The Third Engineer was a big fellow, and I couldn’t fight him barehanded, so I raised the tureen, ready to bring it down on his head.

“I’ll report you to the Captain, you black—!”

“Go ahead, you — — and double—!” I said, raising the soup tureen. He went. The Africans finished their meal in peace.

That afternoon I visited the Chief Steward, a grave little Filipino, and told him I would not wait on the Third Engineer any more. No, sir, under no circumstances! But the steward, who had plenty of troubles on his mind, such as an impending meat shortage and sailors who threw whole containers of food into the sea when they didn’t like it, and missionaries who complained that the cooking wasn’t what they had been used to at home in Iowa, and a German Captain who wanted nothing but sauerkraut—the steward said, forlornly: “Mess boy, in this my life things is not always easible. Sometimes hard like hell! I wish you please help me out and feed the Third.”

So, because I liked the steward, I continued to serve the Third Engineer for the rest of the trip, and he continued to come as late as he could for meals when we were in port and he knew that there were Negroes to follow him in the mess hall. But he kept quiet and never referred to the day of the soup tureen.

It was in Lagos, one afternoon, that there was a pitched battle between the crew of our ship and the crew of a British freighter tied up opposite us. It began with one of our sailors, Chicago Slim, who was drunk, being pushed off the dock into the river by a limey, as the British seamen are called.
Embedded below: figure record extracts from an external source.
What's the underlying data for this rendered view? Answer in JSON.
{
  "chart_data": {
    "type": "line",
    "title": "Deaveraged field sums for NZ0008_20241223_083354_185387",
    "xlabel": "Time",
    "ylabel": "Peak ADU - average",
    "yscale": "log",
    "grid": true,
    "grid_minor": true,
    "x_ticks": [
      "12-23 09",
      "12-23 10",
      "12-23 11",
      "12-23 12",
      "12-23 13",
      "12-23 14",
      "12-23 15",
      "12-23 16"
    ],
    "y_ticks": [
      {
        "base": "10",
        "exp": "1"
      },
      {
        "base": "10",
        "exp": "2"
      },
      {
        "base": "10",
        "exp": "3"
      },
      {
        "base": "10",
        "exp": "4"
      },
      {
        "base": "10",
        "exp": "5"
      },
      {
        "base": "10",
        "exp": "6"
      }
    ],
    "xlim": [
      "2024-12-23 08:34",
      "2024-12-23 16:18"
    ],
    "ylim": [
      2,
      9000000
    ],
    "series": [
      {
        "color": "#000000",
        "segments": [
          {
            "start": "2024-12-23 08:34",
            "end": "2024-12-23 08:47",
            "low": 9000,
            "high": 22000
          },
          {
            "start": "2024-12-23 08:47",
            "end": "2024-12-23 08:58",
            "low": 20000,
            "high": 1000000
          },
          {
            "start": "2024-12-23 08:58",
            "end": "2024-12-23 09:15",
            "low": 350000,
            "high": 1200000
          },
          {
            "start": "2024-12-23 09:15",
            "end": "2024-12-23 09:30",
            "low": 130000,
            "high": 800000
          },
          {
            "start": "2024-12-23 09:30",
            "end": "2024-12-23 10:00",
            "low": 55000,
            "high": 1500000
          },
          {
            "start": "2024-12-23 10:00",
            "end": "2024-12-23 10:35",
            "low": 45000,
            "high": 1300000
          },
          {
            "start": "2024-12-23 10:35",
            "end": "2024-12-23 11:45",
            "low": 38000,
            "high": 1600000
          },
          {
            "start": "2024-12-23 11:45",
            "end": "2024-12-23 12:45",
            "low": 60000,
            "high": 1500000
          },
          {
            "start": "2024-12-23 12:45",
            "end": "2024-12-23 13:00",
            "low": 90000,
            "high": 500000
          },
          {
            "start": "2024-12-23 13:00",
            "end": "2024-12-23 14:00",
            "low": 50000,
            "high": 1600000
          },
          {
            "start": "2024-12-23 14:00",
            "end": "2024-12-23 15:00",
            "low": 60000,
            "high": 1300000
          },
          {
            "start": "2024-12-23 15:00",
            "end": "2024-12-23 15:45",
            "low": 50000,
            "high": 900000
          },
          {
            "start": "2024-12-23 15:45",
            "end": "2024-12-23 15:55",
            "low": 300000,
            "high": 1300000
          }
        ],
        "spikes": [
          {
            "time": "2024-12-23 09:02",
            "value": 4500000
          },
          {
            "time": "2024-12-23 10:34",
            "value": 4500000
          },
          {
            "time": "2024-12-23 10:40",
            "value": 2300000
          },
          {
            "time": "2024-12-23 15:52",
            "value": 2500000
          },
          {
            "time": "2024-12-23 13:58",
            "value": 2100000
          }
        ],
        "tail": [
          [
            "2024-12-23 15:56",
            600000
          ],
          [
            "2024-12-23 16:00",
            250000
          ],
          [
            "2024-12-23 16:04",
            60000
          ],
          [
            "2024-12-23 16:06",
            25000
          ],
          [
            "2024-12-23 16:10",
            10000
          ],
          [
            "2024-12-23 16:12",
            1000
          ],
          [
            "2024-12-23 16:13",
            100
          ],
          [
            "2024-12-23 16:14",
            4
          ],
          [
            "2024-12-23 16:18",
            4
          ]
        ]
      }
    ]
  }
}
“Let’s go get those limeys,” somebody yelled, as Slim was fished out of the inlet, smelling of whiskey and of mud. So we went after the limeys.

The main thing I remember is that crew-solidarity outweighed race that day, because there were on the British ship quite a few Negroes—West Indian Negroes, and on our ship, George and I and the two Puerto Ricans were definitely colored. But when the white boys on our boat yelled: “Get them limeys! Get them niggers!” and we met the British crew on the dock head on, George and the Puerto Ricans and I yelled, too: “Get them niggers! Get them limeys!” And after them we went.
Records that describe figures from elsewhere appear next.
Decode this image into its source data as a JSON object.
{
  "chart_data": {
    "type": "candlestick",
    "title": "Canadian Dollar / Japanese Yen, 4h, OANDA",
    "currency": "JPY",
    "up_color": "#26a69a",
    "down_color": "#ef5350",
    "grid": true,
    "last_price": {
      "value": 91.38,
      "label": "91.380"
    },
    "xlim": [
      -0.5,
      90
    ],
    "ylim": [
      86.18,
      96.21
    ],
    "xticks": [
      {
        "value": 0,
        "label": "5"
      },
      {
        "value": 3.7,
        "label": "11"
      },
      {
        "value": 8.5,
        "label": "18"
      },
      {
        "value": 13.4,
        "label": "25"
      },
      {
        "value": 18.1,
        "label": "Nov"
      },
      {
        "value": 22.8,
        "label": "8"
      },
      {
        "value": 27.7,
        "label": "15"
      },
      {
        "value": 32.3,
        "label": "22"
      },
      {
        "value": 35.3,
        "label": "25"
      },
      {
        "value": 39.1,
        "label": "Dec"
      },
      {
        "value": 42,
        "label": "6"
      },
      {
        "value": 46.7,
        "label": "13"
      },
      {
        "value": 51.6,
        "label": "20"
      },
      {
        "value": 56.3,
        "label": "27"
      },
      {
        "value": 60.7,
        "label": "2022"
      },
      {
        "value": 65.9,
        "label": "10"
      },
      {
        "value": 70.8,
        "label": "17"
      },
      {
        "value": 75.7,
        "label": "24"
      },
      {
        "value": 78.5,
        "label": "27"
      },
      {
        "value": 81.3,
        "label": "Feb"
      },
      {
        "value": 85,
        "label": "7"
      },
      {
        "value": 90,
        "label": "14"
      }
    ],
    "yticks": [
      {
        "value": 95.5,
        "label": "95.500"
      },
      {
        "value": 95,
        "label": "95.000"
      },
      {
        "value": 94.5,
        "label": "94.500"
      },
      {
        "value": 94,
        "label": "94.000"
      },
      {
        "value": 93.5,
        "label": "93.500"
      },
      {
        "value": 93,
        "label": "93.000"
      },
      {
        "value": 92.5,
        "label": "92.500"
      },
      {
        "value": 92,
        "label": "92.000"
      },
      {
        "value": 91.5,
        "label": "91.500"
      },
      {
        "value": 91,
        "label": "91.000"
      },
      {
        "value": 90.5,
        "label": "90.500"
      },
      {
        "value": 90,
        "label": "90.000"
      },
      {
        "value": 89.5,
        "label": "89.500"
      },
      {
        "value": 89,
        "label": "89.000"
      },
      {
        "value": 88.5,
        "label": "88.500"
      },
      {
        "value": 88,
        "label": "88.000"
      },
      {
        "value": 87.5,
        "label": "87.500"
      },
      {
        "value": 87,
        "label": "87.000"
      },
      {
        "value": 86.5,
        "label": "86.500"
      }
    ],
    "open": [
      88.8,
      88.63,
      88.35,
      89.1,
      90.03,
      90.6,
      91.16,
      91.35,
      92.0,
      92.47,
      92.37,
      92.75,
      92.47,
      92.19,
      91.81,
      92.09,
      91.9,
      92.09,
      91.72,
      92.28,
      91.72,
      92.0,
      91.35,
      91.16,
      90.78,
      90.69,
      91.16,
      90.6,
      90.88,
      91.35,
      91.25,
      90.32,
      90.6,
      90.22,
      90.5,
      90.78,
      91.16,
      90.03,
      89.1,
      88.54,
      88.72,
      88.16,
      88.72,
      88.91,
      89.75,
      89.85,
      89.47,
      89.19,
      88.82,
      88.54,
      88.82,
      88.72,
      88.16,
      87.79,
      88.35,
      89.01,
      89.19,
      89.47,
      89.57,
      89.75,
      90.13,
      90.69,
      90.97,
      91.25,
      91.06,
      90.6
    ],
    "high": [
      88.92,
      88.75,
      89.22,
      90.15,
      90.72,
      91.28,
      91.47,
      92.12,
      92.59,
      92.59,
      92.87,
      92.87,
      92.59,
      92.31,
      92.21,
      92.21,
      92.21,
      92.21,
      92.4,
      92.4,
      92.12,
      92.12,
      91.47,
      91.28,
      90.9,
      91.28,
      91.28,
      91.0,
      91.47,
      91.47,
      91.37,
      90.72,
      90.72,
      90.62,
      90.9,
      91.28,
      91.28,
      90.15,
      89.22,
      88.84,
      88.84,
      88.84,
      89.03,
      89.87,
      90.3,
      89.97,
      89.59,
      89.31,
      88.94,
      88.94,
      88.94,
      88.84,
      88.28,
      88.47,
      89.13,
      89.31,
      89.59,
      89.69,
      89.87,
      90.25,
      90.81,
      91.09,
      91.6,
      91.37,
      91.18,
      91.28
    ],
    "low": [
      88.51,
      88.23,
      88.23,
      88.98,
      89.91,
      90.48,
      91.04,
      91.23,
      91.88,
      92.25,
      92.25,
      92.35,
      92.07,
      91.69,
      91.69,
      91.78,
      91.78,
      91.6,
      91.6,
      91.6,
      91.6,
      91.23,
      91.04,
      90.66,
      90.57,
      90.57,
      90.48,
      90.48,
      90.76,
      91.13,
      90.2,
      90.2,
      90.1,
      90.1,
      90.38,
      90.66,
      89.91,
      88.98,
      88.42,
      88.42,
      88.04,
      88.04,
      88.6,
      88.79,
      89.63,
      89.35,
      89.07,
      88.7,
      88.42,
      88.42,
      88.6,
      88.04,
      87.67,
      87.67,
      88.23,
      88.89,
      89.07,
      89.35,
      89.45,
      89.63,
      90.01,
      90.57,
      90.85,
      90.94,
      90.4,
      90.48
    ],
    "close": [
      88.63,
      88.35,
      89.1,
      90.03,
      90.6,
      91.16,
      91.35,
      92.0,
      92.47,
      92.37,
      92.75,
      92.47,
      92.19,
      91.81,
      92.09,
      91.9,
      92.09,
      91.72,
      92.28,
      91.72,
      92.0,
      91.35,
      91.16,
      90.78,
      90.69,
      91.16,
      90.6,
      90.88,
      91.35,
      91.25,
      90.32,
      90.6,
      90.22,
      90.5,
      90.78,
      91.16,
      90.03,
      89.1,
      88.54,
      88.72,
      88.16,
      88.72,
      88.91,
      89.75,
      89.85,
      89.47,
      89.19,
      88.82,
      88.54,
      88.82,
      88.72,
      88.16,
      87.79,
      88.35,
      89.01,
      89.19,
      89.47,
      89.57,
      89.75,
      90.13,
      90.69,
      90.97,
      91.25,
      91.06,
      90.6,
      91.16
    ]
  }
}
In the heat of the fight, we forgot we didn’t like the word nigger applied to ourselves.

“Get them Yankees! Get them bloody bastards!” yelled the Britishers. And everybody had a grand time, until somebody opened up a salt-water hose on the fray with such force that the stream knocked us all sprawling, scattering Yankees of every color, West Indians and Britishers right and left, drenched to the skin, some with the breath knocked out of them.
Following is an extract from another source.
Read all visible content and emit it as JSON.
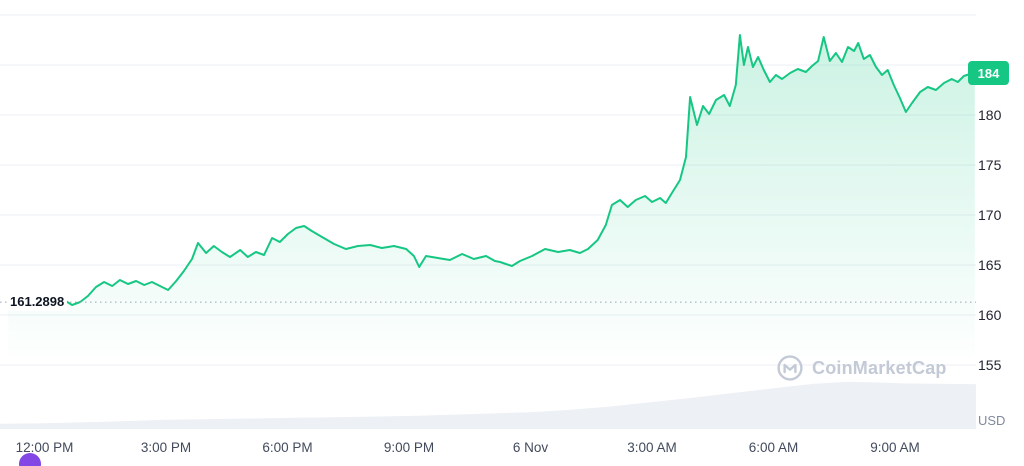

A couple of weeks later, I got soaking-wet again, when I fell in the Congo, trying to climb down a mooring rope at Boma. Since I couldn’t swim, I got out, without being drowned, by paddling dog-fashion.

Late in August, from the blue harbor of Loanda, we turned our prow north and started up the coast again. Somewhere we picked up a stowaway, a Panamanian Indian who had lost his ship and couldn’t prove his nationality. At another port we took on a sick seaman, an American Portuguese from Cape Cod, whom the Consul was sending home. Various missionaries came aboard, too, Massachusetts bound. And when we got to the town where we had left the Brooklyn kid, they brought him aboard from the hospital, looking very sick, with his skin all yellow and dry.